PAPEETE, le 3 octobre 2017 - "La Polynésie française est actuellement à risque particulier d'introduction de la dengue de type 2 du fait que ce virus circule dans plusieurs îles du Pacifique, dont la Nouvelle-Calédonie", indique la Direction de la santé dans son bulletin de veille sanitaire daté du 11 au 24 septembre. Des mesures de prévention existent.

Le nombre de cas de dengue confirmés par les laboratoires s’élève à 30 (21 cas en semaine 37 et 9 cas en semaine 38), révèle le bulletin de veille sanitaire du 11 au 24 septembre. Ce sont des dengues de type 1 (DENV-1). Pendant cette période, les cas confirmés étaient localisés à Tahiti, Raiatea, Nuku Hiva et Rangiroa. Parmi les 29 cas confirmés : 41 % étaient des enfants de moins de 15 ans, 20 cas ont été sérotypés DENV-1 et 2 enfants ont été hospitalisés.

"En Polynésie Française, la dernière épidémie liée au sérotype 2 date de 1996, puis ce sérotype a ensuite circulé jusqu’en 2000. Une grande partie de la population n’est donc pas immunisée contre le virus. La réintroduction du virus au fenua pourrait entraîner une épidémie", poursuit le bulletin de veille sanitaire. "La Polynésie française est actuellement à risque particulier d'introduction de la dengue de type 2 du fait que ce virus circule dans plusieurs îles du Pacifique, dont la Nouvelle-Calédonie."

Interrogé sur le sujet, le ministre de la Santé, Jacques Raynal, nuance en insistant sur le fait qu’il n’y a pas encore d’épidémie de dengue de type 2. "Le bulletin dit seulement qu’il est toujours possible qu'il y ait une épidémie de dengue 2 dans la mesure où, depuis plusieurs années, ce virus n’est plus sur le territoire. Il est présent en Nouvelle-Calédonie, de ce fait des cas sont probables en Polynésie. Peut-être même qu’une épidémie pourrait se déclarer dans le sens où plusieurs personnes pourraient être touchées par la pathologie." Les personnes concernées en priorité sont les jeunes, nés après les années 1990, et les nouveaux arrivants qui n’auraient jamais croisé le virus avant leur arrivée sur le territoire (voir encadré la dengue et ses sérotypes).
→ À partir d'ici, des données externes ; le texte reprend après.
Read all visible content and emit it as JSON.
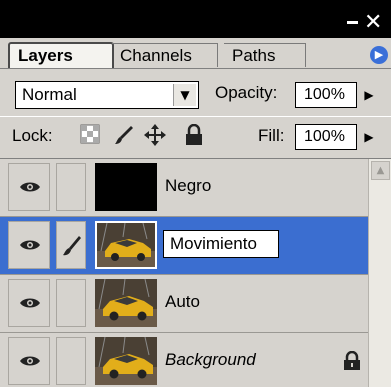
{
  "tabs": [
    {
      "label": "Layers",
      "active": true
    },
    {
      "label": "Channels",
      "active": false
    },
    {
      "label": "Paths",
      "active": false
    }
  ],
  "blend_mode": {
    "value": "Normal"
  },
  "opacity": {
    "label": "Opacity:",
    "value": "100%"
  },
  "lock": {
    "label": "Lock:"
  },
  "fill": {
    "label": "Fill:",
    "value": "100%"
  },
  "layers": [
    {
      "name": "Negro",
      "visible": true,
      "thumbnail": "black",
      "selected": false
    },
    {
      "name": "Movimiento",
      "visible": true,
      "thumbnail": "car",
      "selected": true,
      "editing": true,
      "brush": true
    },
    {
      "name": "Auto",
      "visible": true,
      "thumbnail": "car",
      "selected": false
    },
    {
      "name": "Background",
      "visible": true,
      "thumbnail": "car",
      "selected": false,
      "locked": true,
      "italic": true
    }
  ],
  "colors": {
    "panel": "#d6d3ce",
    "selection": "#3b6ed0",
    "titlebar": "#000000",
    "car": "#e2ae1a"
  }
}
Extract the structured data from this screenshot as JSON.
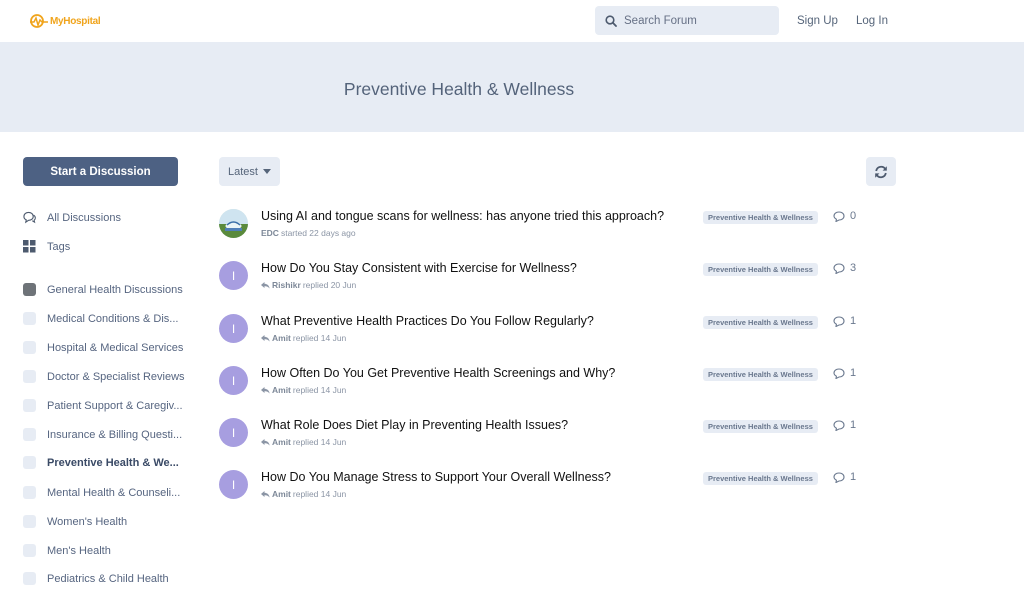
{
  "header": {
    "logo_text": "MyHospital",
    "search_placeholder": "Search Forum",
    "signup_label": "Sign Up",
    "login_label": "Log In"
  },
  "hero": {
    "title": "Preventive Health & Wellness"
  },
  "sidebar": {
    "start_label": "Start a Discussion",
    "nav": [
      {
        "label": "All Discussions",
        "icon": "comments-icon"
      },
      {
        "label": "Tags",
        "icon": "tags-grid-icon"
      }
    ],
    "tags": [
      {
        "label": "General Health Discussions"
      },
      {
        "label": "Medical Conditions & Dis..."
      },
      {
        "label": "Hospital & Medical Services"
      },
      {
        "label": "Doctor & Specialist Reviews"
      },
      {
        "label": "Patient Support & Caregiv..."
      },
      {
        "label": "Insurance & Billing Questi..."
      },
      {
        "label": "Preventive Health & We..."
      },
      {
        "label": "Mental Health & Counseli..."
      },
      {
        "label": "Women's Health"
      },
      {
        "label": "Men's Health"
      },
      {
        "label": "Pediatrics & Child Health"
      }
    ]
  },
  "toolbar": {
    "sort_label": "Latest"
  },
  "discussions": [
    {
      "title": "Using AI and tongue scans for wellness: has anyone tried this approach?",
      "user": "EDC",
      "action": "started 22 days ago",
      "tag": "Preventive Health & Wellness",
      "count": "0",
      "avatar": ""
    },
    {
      "title": "How Do You Stay Consistent with Exercise for Wellness?",
      "user": "Rishikr",
      "action": "replied 20 Jun",
      "tag": "Preventive Health & Wellness",
      "count": "3",
      "avatar": "I"
    },
    {
      "title": "What Preventive Health Practices Do You Follow Regularly?",
      "user": "Amit",
      "action": "replied 14 Jun",
      "tag": "Preventive Health & Wellness",
      "count": "1",
      "avatar": "I"
    },
    {
      "title": "How Often Do You Get Preventive Health Screenings and Why?",
      "user": "Amit",
      "action": "replied 14 Jun",
      "tag": "Preventive Health & Wellness",
      "count": "1",
      "avatar": "I"
    },
    {
      "title": "What Role Does Diet Play in Preventing Health Issues?",
      "user": "Amit",
      "action": "replied 14 Jun",
      "tag": "Preventive Health & Wellness",
      "count": "1",
      "avatar": "I"
    },
    {
      "title": "How Do You Manage Stress to Support Your Overall Wellness?",
      "user": "Amit",
      "action": "replied 14 Jun",
      "tag": "Preventive Health & Wellness",
      "count": "1",
      "avatar": "I"
    }
  ],
  "colors": {
    "accent": "#4d6183",
    "hero_bg": "#e7ecf4",
    "avatar": "#a79ee0",
    "logo": "#f0a41c"
  }
}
Le bulletin de veille sanitaire ajoute, à propos de la dengue, un paragraphe de précautions à prendre pour éviter les risques de contamination avec : l’élimination des gîtes larvaires en supprimant ou protégeant toute zone de stagnation d’eau douce une fois par semaine et l’utilisation de moyens de protection individuelle : répulsifs anti-moustiques, moustiquaires...

La Direction de la santé invite enfin les personnes à consulter rapidement un médecin en cas de fièvre supérieure à 38,5°C, d’apparition brutale de douleurs musculaires et articulaires. La consultation permettra de confirmer le diagnostic et de déclencher l’ensemble des mesures de lutte contre les moustiques porteurs du virus sur le terrain.

À la question des mesures de précaution sont-elles prises pour empêcher l’apparition d’une épidémie ? Jacques Raynal répond : "Il faut des pulvérisations dans l'avion. Par ailleurs, des recommandations doivent être faites aux personnes arrivant sur le territoire et présentant des signes type dengue, symptômes grippaux, fièvre. Ces personnes doivent immédiatement consulter un médecin et être mises en situation d'isolement chez eux. Mais il serait illusoire de penser pouvoir empêcher l’entrée de virus en Polynésie française".


La dengue et ses sérotypes

Pour rappel, la dengue est une infection virale transmise par un moustique. Elle provoque un syndrome grippal. Il n’existe pas de traitement spécifique contre la dengue. La prévention repose sur des mesures efficaces de lutte anti-vectorielle (destruction du vecteur de transmission et donc du moustique) et de protection individuelle. Il existe des cas de dengue sévère, dite dengue hémorragique.

Il existe quatre sérotypes de dengue : la dengue 1, la dengue 2, la dengue 3 et la dengue 4. L’un n’étant pas plus dangereux que l’autre. Les sérotypes d’un même virus sont des parents. Ils présentent d’infimes différences, mais ces différences sont reconnues par les organismes contaminés (l’homme notamment). De ce fait, un individu réagit en présence de chaque sérotype. Mais il ne réagit qu’une seule fois, lors de la première contamination. Un individu qui a "eu" la dengue 1 est protégé à vie contre la dengue 1. Il est "immunisé". Il possède des anticorps (les cellules qui détectent et neutralisent les intrus) spécifiques au stéréotype rencontré. Cela fonctionne de la même façon pour les quatre sérotypes.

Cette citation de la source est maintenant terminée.